Panaji: Children are most vulnerable to sexual predators on social media platforms, beaches, and even yoga centres in Goa, a study has revealed.
The study ‘Sale and Sexual Exploitation of Children in the Context of Travel and Tourism in Goa’ claimed that the state’s free and easy-going image had influenced the state’s infamy as the sex capital of India and therefore made minors vulnerable to sexual exploitation.
“Hotels/lodges and rented homes provide such tourists with easy access to children. It is impossible for the authorities to monitor such places. Goa is a popular yoga destination.
These places have made children vulnerable. Spas and massage parlours and casinos are openly supplying children,” said the study authored by Dr Ranjana Ferrao, a professor at the VM Salgaocar College of Law in Panaji.
The study published in the latest edition of ‘Journal of Victimology and Victim Justice’ published by Sage Publications also says that social media platforms and websites were key contact points between sexual predators and unsuspecting minors.
Nearly 200 respondents were interviewed for the study.

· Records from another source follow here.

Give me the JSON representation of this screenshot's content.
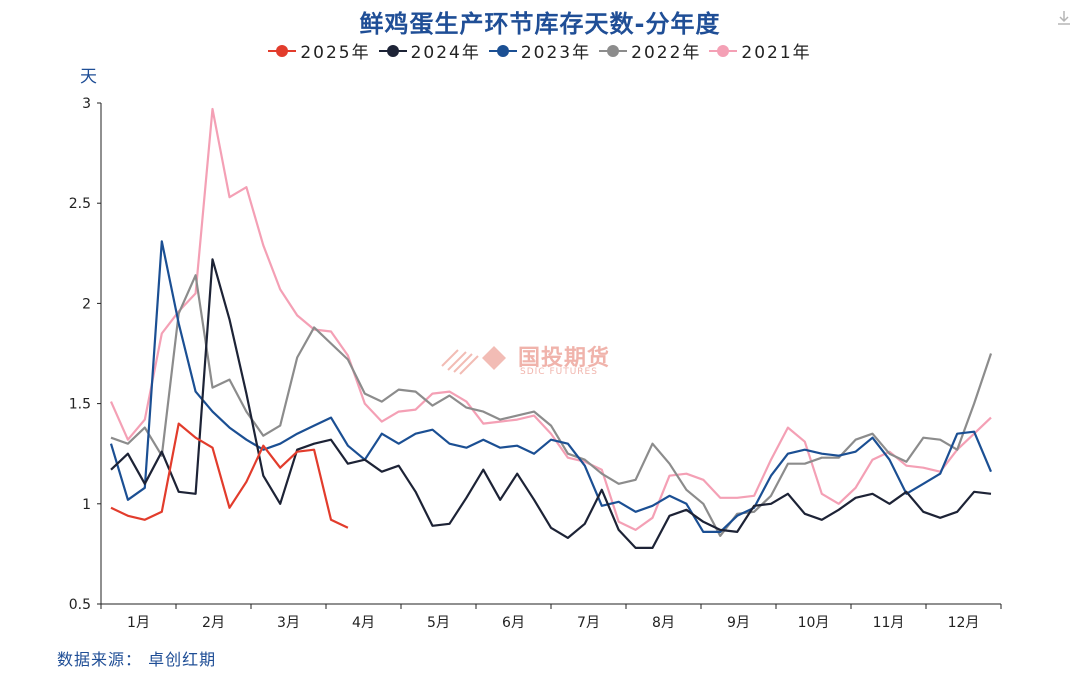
{
  "header": {
    "title": "鲜鸡蛋生产环节库存天数-分年度"
  },
  "y_unit": "天",
  "source": "数据来源： 卓创红期",
  "watermark": {
    "name": "国投期货",
    "sub": "SDIC FUTURES"
  },
  "icons": {
    "download": "download-icon",
    "watermark": "sdic-logo-icon"
  },
  "chart_data": {
    "type": "line",
    "title": "鲜鸡蛋生产环节库存天数-分年度",
    "ylabel": "天",
    "ylim": [
      0.5,
      3
    ],
    "yticks": [
      0.5,
      1,
      1.5,
      2,
      2.5,
      3
    ],
    "ytick_labels": [
      "0.5",
      "1",
      "1.5",
      "2",
      "2.5",
      "3"
    ],
    "xlim": [
      1,
      53
    ],
    "month_labels": [
      "1月",
      "2月",
      "3月",
      "4月",
      "5月",
      "6月",
      "7月",
      "8月",
      "9月",
      "10月",
      "11月",
      "12月"
    ],
    "legend_position": "top",
    "grid": false,
    "series": [
      {
        "name": "2021年",
        "color": "#f4a0b5",
        "values": [
          1.51,
          1.32,
          1.42,
          1.85,
          1.96,
          2.05,
          2.97,
          2.53,
          2.58,
          2.29,
          2.07,
          1.94,
          1.87,
          1.86,
          1.74,
          1.5,
          1.41,
          1.46,
          1.47,
          1.55,
          1.56,
          1.51,
          1.4,
          1.41,
          1.42,
          1.44,
          1.35,
          1.23,
          1.21,
          1.17,
          0.91,
          0.87,
          0.93,
          1.14,
          1.15,
          1.12,
          1.03,
          1.03,
          1.04,
          1.22,
          1.38,
          1.31,
          1.05,
          1.0,
          1.08,
          1.22,
          1.26,
          1.19,
          1.18,
          1.16,
          1.27,
          1.35,
          1.43
        ]
      },
      {
        "name": "2022年",
        "color": "#8c8c8c",
        "values": [
          1.33,
          1.3,
          1.38,
          1.24,
          1.95,
          2.14,
          1.58,
          1.62,
          1.46,
          1.34,
          1.39,
          1.73,
          1.88,
          1.8,
          1.72,
          1.55,
          1.51,
          1.57,
          1.56,
          1.49,
          1.54,
          1.48,
          1.46,
          1.42,
          1.44,
          1.46,
          1.39,
          1.25,
          1.22,
          1.15,
          1.1,
          1.12,
          1.3,
          1.2,
          1.07,
          1.0,
          0.84,
          0.95,
          0.96,
          1.04,
          1.2,
          1.2,
          1.23,
          1.23,
          1.32,
          1.35,
          1.25,
          1.21,
          1.33,
          1.32,
          1.27,
          1.5,
          1.75
        ]
      },
      {
        "name": "2023年",
        "color": "#1b4f93",
        "values": [
          1.3,
          1.02,
          1.08,
          2.31,
          1.9,
          1.56,
          1.46,
          1.38,
          1.32,
          1.27,
          1.3,
          1.35,
          1.39,
          1.43,
          1.29,
          1.22,
          1.35,
          1.3,
          1.35,
          1.37,
          1.3,
          1.28,
          1.32,
          1.28,
          1.29,
          1.25,
          1.32,
          1.3,
          1.19,
          0.99,
          1.01,
          0.96,
          0.99,
          1.04,
          1.0,
          0.86,
          0.86,
          0.94,
          0.98,
          1.14,
          1.25,
          1.27,
          1.25,
          1.24,
          1.26,
          1.33,
          1.22,
          1.05,
          1.1,
          1.15,
          1.35,
          1.36,
          1.16
        ]
      },
      {
        "name": "2024年",
        "color": "#1d2336",
        "values": [
          1.17,
          1.25,
          1.1,
          1.26,
          1.06,
          1.05,
          2.22,
          1.92,
          1.55,
          1.14,
          1.0,
          1.27,
          1.3,
          1.32,
          1.2,
          1.22,
          1.16,
          1.19,
          1.06,
          0.89,
          0.9,
          1.03,
          1.17,
          1.02,
          1.15,
          1.02,
          0.88,
          0.83,
          0.9,
          1.07,
          0.87,
          0.78,
          0.78,
          0.94,
          0.97,
          0.91,
          0.87,
          0.86,
          0.99,
          1.0,
          1.05,
          0.95,
          0.92,
          0.97,
          1.03,
          1.05,
          1.0,
          1.06,
          0.96,
          0.93,
          0.96,
          1.06,
          1.05
        ]
      },
      {
        "name": "2025年",
        "color": "#e23c2c",
        "values": [
          0.98,
          0.94,
          0.92,
          0.96,
          1.4,
          1.33,
          1.28,
          0.98,
          1.11,
          1.29,
          1.18,
          1.26,
          1.27,
          0.92,
          0.88
        ]
      }
    ]
  }
}
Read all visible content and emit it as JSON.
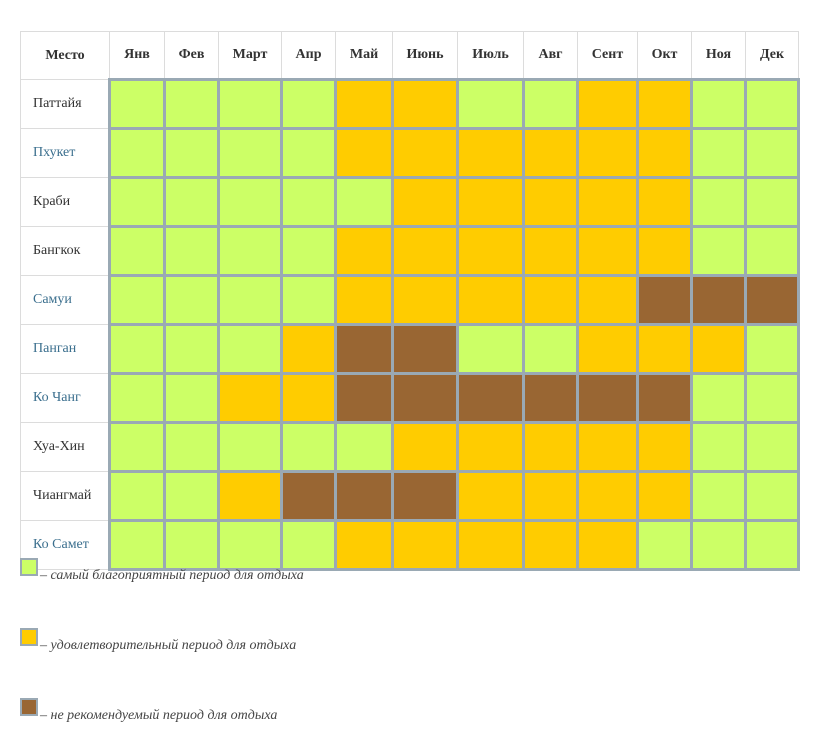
{
  "chart_data": {
    "type": "heatmap",
    "corner_label": "Место",
    "months": [
      "Янв",
      "Фев",
      "Март",
      "Апр",
      "Май",
      "Июнь",
      "Июль",
      "Авг",
      "Сент",
      "Окт",
      "Ноя",
      "Дек"
    ],
    "places": [
      {
        "name": "Паттайя",
        "link": false,
        "values": [
          1,
          1,
          1,
          1,
          2,
          2,
          1,
          1,
          2,
          2,
          1,
          1
        ]
      },
      {
        "name": "Пхукет",
        "link": true,
        "values": [
          1,
          1,
          1,
          1,
          2,
          2,
          2,
          2,
          2,
          2,
          1,
          1
        ]
      },
      {
        "name": "Краби",
        "link": false,
        "values": [
          1,
          1,
          1,
          1,
          1,
          2,
          2,
          2,
          2,
          2,
          1,
          1
        ]
      },
      {
        "name": "Бангкок",
        "link": false,
        "values": [
          1,
          1,
          1,
          1,
          2,
          2,
          2,
          2,
          2,
          2,
          1,
          1
        ]
      },
      {
        "name": "Самуи",
        "link": true,
        "values": [
          1,
          1,
          1,
          1,
          2,
          2,
          2,
          2,
          2,
          3,
          3,
          3
        ]
      },
      {
        "name": "Панган",
        "link": true,
        "values": [
          1,
          1,
          1,
          2,
          3,
          3,
          1,
          1,
          2,
          2,
          2,
          1
        ]
      },
      {
        "name": "Ко Чанг",
        "link": true,
        "values": [
          1,
          1,
          2,
          2,
          3,
          3,
          3,
          3,
          3,
          3,
          1,
          1
        ]
      },
      {
        "name": "Хуа-Хин",
        "link": false,
        "values": [
          1,
          1,
          1,
          1,
          1,
          2,
          2,
          2,
          2,
          2,
          1,
          1
        ]
      },
      {
        "name": "Чиангмай",
        "link": false,
        "values": [
          1,
          1,
          2,
          3,
          3,
          3,
          2,
          2,
          2,
          2,
          1,
          1
        ]
      },
      {
        "name": "Ко Самет",
        "link": true,
        "values": [
          1,
          1,
          1,
          1,
          2,
          2,
          2,
          2,
          2,
          1,
          1,
          1
        ]
      }
    ],
    "levels": [
      {
        "value": 1,
        "color": "#ccff66",
        "label": "– самый благоприятный период для отдыха"
      },
      {
        "value": 2,
        "color": "#ffcc00",
        "label": "– удовлетворительный период для отдыха"
      },
      {
        "value": 3,
        "color": "#996633",
        "label": "– не рекомендуемый период для отдыха"
      }
    ]
  }
}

In its observation on international child trafficking in Goa, the study said that the biggest grouping of minor victims of sexual abuse are from Bangladesh (42 per cent), followed by Thailand (28 per cent), Nepal (25.5 per cent) and Uzbekistan (16 per cent).
“The victims are provided with documents such as Aadhaar card, voting cards and marriage certificates to make them seem adults,” Ferrao said in her study.
The study pointed out that foreign paedophiles often target developing or poor countries on account of weak legal systems, but Goa’s projection as a state with an easy-going social ethos has also unfortunately earned it the infamous sobriquet as the “sex capital of India”.
“Many Indian and foreign tourists come in search of child sex in Goa. Goa is also openly advertised as a state with free and liberal values. This has made our children vulnerable,” the study added.
Incidentally, the first international paedophile ring to be busted in 1991 in India was operating out of Goa.
The study mentioned the arrest of Freddy Peats, whose orphanage in the beach village of Calangute served as a destination for sexual exploitation for foreign paedophiles, as well as the case of slain British minor girl Scarlett Keeling who was sexually assaulted and left to die at North Goa’s Anjuna beach.
Goa’s beaches, in fact, said the study, were a vulnerable zone for children.
“Children are found roaming nude or as little as with few undergarments on Goan beaches. In no other country in the world do you see children roaming unaccompanied by either a parent or guardian.
This puts children at risk,” the study states, adding that domestic tourists seek sexual favours from children for ‘as little as Rs 50 to Rs 200’ but foreigners pay more.
“Some come in contact with children who are begging in public places. Children are found working at restaurants, thus making them easy targets. The tourist may approach the child in person on the streets, the beach, in schools or centres for children.
The modus operandi adopted by the tourist is first to befriend the child through its family and relatives or through an intermediary on the beach, in hotels, guesthouses, karaoke clubs and massage parlours,” the study pointed out.